For the CSPs, 16 (SexeCSP2, 4–5, 8–10, 12–13, 17, 19, 23, 25–26, 28, 30, and 33) of 33 were relatively highly expressed (TPM value >10), of which only one CSP (SexeCSP23) was specifically expressed in larvae (Fig. 9, Table S8). One of the 16 CSPs with high expression levels was expressed with no significant differences among the different life stages [SexeCSP10 (P = 0.058, d.f. = 3, 19, F = 2.960)], while the high expression of the other 14 CSPs significantly differed according to the different life stages, e.g., four were highly expressed in adult males [SexeCSP2 (P < 0.0001, d.f. = 3, 19, F = 95.165), SexeCSP5 (P < 0.0001, d.f. = 3, 19, F = 18.880), SexeCSP25 (P < 0.0001, d.f. = 3, 19, F = 211.83), and SexeCSP30 (P < 0.0001, d.f. = 3, 19, F = 47.486)], four in larvae [SexeCSP4 (P < 0.0001, d.f. = 3, 19, F = 34.952), SexeCSP8 (P < 0.0001, d.f. = 3, 19, F = 19.168), SexeCSP19 (P = 0.0058, d.f. = 3, 19, F = 5.722), and SexeCSP33 (P < 0.0001, d.f. = 3, 19, F = 23.152)], two in pupae [SexeCSP17 (P < 0.0001, d.f. = 3, 19, F = 27.019) and SexeCSP26 (P < 0.0001, d.f. = 3, 19, F = 43.573)], and the others in two or three stages [SexeCSP9 (P < 0.0001, d.f. = 3, 19, F = 53.073) in larvae and males, SexeCSP12 (P < 0.0001, d.f. = 3, 19, F = 38.825) in pupae and males, SexeCSP13 (P = 0.0005, d.f. = 3, 19, F = 9.399) in larvae, males, and females, and SexeCSP28 (P = 0.0321, d.f. = 3, 19, F = 3.618) in larvae, pupae, and males] (Fig. 9, Table S8). Ten of the 16 OBPs were expressed at significantly higher levels in males than in females [SexeCSP2 (P < 0.0001, d.f. = 10, t = 6.892), SexeCSP5 (P = 0.0007, d.f. = 10, t = 4.872), SexeCSP9 (P < 0.0001, d.f. = 10, t = 6.744), SexeCSP12 (P = 0.0005, d.f. = 10, t = 5.065), SexeCSP17 (P = 0.0014, d.f. = 10, t = 4.377), SexeCSP19 (P = 0.0015, d.f. = 10, t = 4.319), SexeCSP25 (P < 0.0001, d.f. = 10, t = 11.322), SexeCSP26 (P = 0.0051, d.f. = 10, t = 3.568), SexeCSP28 (P = 0.0012, d.f. = 10, t = 4.452), and SexeCSP30 (P = 0.0389, d.f. = 10, t = 2.376)] (Fig. 9, Table S7). The genes SexeCSP6 and SexeCSP20 were specifically expressed in pupae with low expression levels (Fig. 9, Table S8).

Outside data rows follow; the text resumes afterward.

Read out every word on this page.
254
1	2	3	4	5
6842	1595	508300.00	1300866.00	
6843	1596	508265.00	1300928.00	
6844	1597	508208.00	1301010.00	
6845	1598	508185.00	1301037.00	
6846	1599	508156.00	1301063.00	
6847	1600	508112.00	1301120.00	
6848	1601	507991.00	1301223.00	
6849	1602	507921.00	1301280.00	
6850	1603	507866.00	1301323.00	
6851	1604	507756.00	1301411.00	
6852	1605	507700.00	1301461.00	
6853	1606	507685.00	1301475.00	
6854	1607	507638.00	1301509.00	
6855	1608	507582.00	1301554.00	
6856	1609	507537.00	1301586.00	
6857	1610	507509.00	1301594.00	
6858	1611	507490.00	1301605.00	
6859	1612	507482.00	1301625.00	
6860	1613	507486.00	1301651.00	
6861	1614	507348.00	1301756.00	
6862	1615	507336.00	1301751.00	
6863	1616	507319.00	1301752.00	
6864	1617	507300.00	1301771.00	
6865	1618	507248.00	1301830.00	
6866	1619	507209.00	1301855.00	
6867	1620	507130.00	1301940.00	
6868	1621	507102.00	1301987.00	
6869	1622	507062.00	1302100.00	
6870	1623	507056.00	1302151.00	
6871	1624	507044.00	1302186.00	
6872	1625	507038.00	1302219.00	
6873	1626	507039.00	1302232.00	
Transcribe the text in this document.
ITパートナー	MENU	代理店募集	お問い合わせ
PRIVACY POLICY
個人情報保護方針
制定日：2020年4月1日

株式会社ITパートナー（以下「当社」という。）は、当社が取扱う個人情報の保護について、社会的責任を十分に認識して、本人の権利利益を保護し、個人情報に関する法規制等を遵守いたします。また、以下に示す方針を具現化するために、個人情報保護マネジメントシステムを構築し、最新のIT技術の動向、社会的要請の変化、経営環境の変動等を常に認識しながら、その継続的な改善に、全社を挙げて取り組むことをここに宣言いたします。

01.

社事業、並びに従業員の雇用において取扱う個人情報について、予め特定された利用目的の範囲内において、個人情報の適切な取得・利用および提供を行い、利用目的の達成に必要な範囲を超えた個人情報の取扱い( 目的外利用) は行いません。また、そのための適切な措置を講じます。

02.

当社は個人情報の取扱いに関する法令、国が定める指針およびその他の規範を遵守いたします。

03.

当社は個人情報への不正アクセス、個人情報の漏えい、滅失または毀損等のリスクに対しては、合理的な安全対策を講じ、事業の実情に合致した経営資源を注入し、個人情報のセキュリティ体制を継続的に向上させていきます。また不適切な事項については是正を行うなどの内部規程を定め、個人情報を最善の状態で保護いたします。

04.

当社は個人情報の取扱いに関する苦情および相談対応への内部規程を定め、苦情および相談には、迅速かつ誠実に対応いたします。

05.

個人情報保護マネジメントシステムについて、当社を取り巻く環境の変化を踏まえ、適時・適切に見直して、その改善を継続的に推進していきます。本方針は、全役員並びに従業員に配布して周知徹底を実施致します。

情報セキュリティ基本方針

The highly expressed genes of OBPs and CSPs (TPM > 10) in S. exempta were validated with sybgreen qPCR using β-actin and GAPDH as reference genes (Table S2). The results were consistent with the data from RNA-seq except for SexeOBP9, 30, 37, and SexeCSP5, 9, 12, 19, 30 (Figs. S2, S3, Supplemental Information 19).